You might wonder why I said things this way, rather than in a more traditional way.  I could have said, “The Word became flesh and dwelt among us.”  I could have said that the incarnation happened via a “hypostatic union” of God’s Word with human nature.  I could have said that Jesus Christ not only bore the image and likeness of God, as we do, but was God’s only-begotten Son.  As Christians, we know and revere these phrases.

The Church also sanctions, however, the more unusual phrases that I have used.  They are no less orthodox than the phrases with which we are more familiar.  The unusual phrases highlight aspects of our tradition that are often overlooked or obscured:

  • Union with God is the goal for which our human nature had been created.
  • Our human nature became God’s own when the Word became flesh and dwelt among us.
  • Just as Jesus freely accepted the grace of union with God, so too we are  challenged to receive God’s Word.

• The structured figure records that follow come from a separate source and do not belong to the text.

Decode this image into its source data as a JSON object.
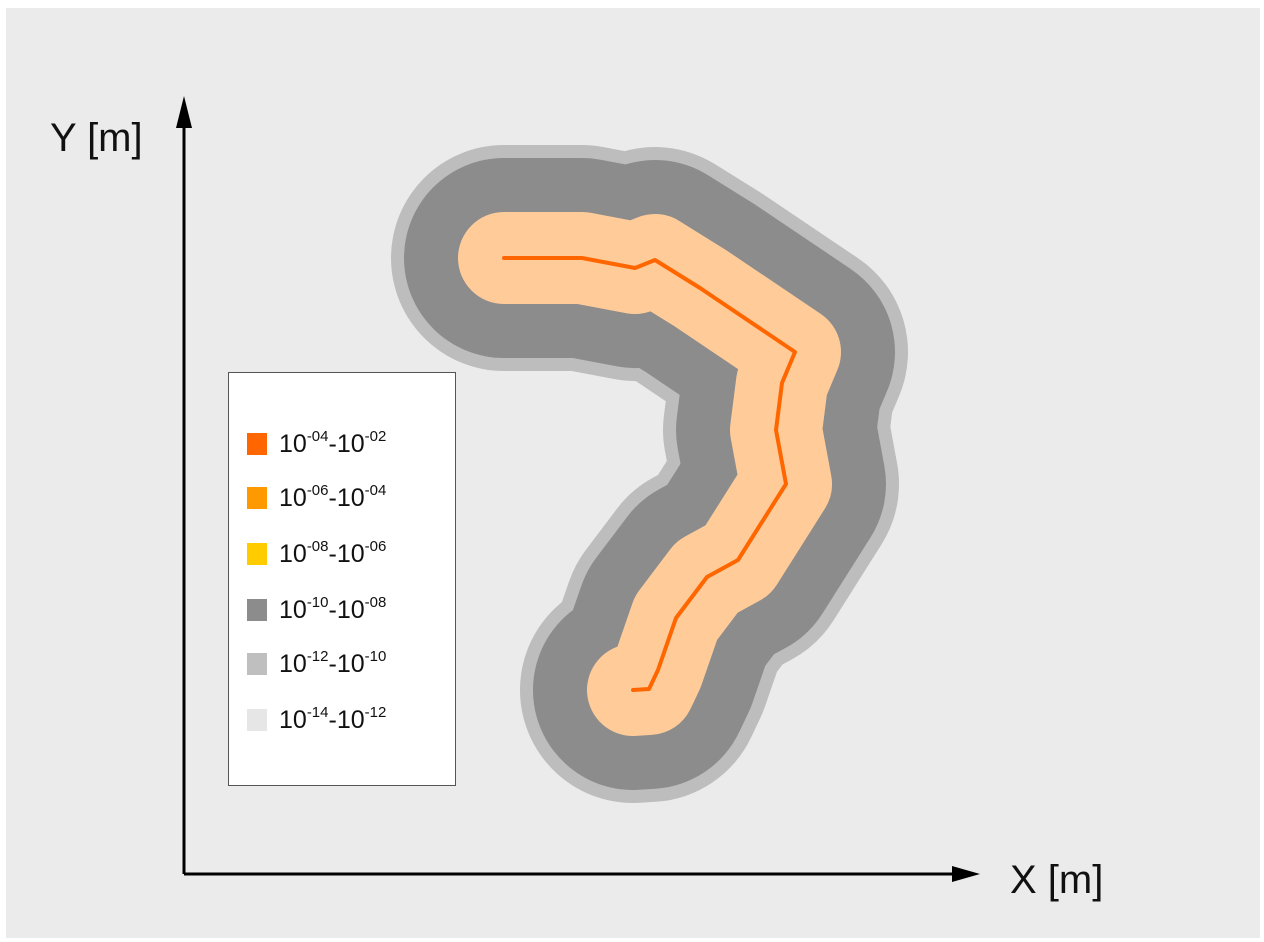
{
  "chart_data": {
    "type": "heatmap",
    "xlabel": "X [m]",
    "ylabel": "Y [m]",
    "legend_position": "left",
    "legend": [
      {
        "base": "10",
        "exp_low": "-04",
        "sep": "-",
        "base2": "10",
        "exp_high": "-02",
        "color": "#ff6600"
      },
      {
        "base": "10",
        "exp_low": "-06",
        "sep": "-",
        "base2": "10",
        "exp_high": "-04",
        "color": "#ff9900"
      },
      {
        "base": "10",
        "exp_low": "-08",
        "sep": "-",
        "base2": "10",
        "exp_high": "-06",
        "color": "#ffcc00"
      },
      {
        "base": "10",
        "exp_low": "-10",
        "sep": "-",
        "base2": "10",
        "exp_high": "-08",
        "color": "#8c8c8c"
      },
      {
        "base": "10",
        "exp_low": "-12",
        "sep": "-",
        "base2": "10",
        "exp_high": "-10",
        "color": "#bfbfbf"
      },
      {
        "base": "10",
        "exp_low": "-14",
        "sep": "-",
        "base2": "10",
        "exp_high": "-12",
        "color": "#e6e6e6"
      }
    ],
    "colors": {
      "background": "#ebebeb",
      "band_outer": "#bdbdbd",
      "band_mid": "#8c8c8c",
      "band_inner": "#ffcc99",
      "trajectory": "#ff6600"
    }
  }
}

We say this because God made us in the divine image and likeness.  Our human nature was created with a capacity for receiving God’s Word.  In the words of the nativity stories, we are able to hear the divine Word made flesh.  We can not only “hear” this Word, but also allow it into our hearts, to obey it, and to be transformed by it.  It has affected all of human history.  It can change us as well.

Our assertions about Jesus Christ are the heart of our faith.  Faith does not mean simply that we believe that God did something on our behalf.  No, it also means that God is at work in our lives.  God is speaking to us, at every moment, a divine Word.  It means that we too must accept God’s Word, just as Jesus did.  It means that we understand our own lives as created in God’s image and destined for union with God.

Ultimately, Christian faith invites us to become partners with God by strengthening the divine image and likeness in ourselves.  Women are in a unique position to understand this partnership.  Many of you have dedicated yourselves to the caring professions, strengthening the institutions of business, healthcare, education, and service.  Many of you have invested your lives in family members and spouses, nurturing the relationships that sustain our lives with one another.  And many of you are mothers.  Like Mary, you have given yourselves to bringing new life into the world, recreating humanity in God’s image and likeness, pouring yourself out so that a new generation can assume the responsibilities of adult life.  In all of these ways, women are the partners of God, opening themselves to God’s Word, so that they can re-echo that Word in the world.

Our human capacity for hearing God’s Word and making it our own is unique.  This feast of our Lord’s incarnation is the feast of God’s Word made flesh in each one of us.  That is what we celebrate at Christmas.  The shepherds heard the angelic message: “Glory to God in the highest and on earth peace to those on whom his favor rests.”  They brought this message to Mary and Joseph, with the infant lying in the manger.   “Mary kept all these things, reflecting on them in her heart.”  So should we, because that is the way God made us – capable of reflecting in our hearts on the message of the gospel.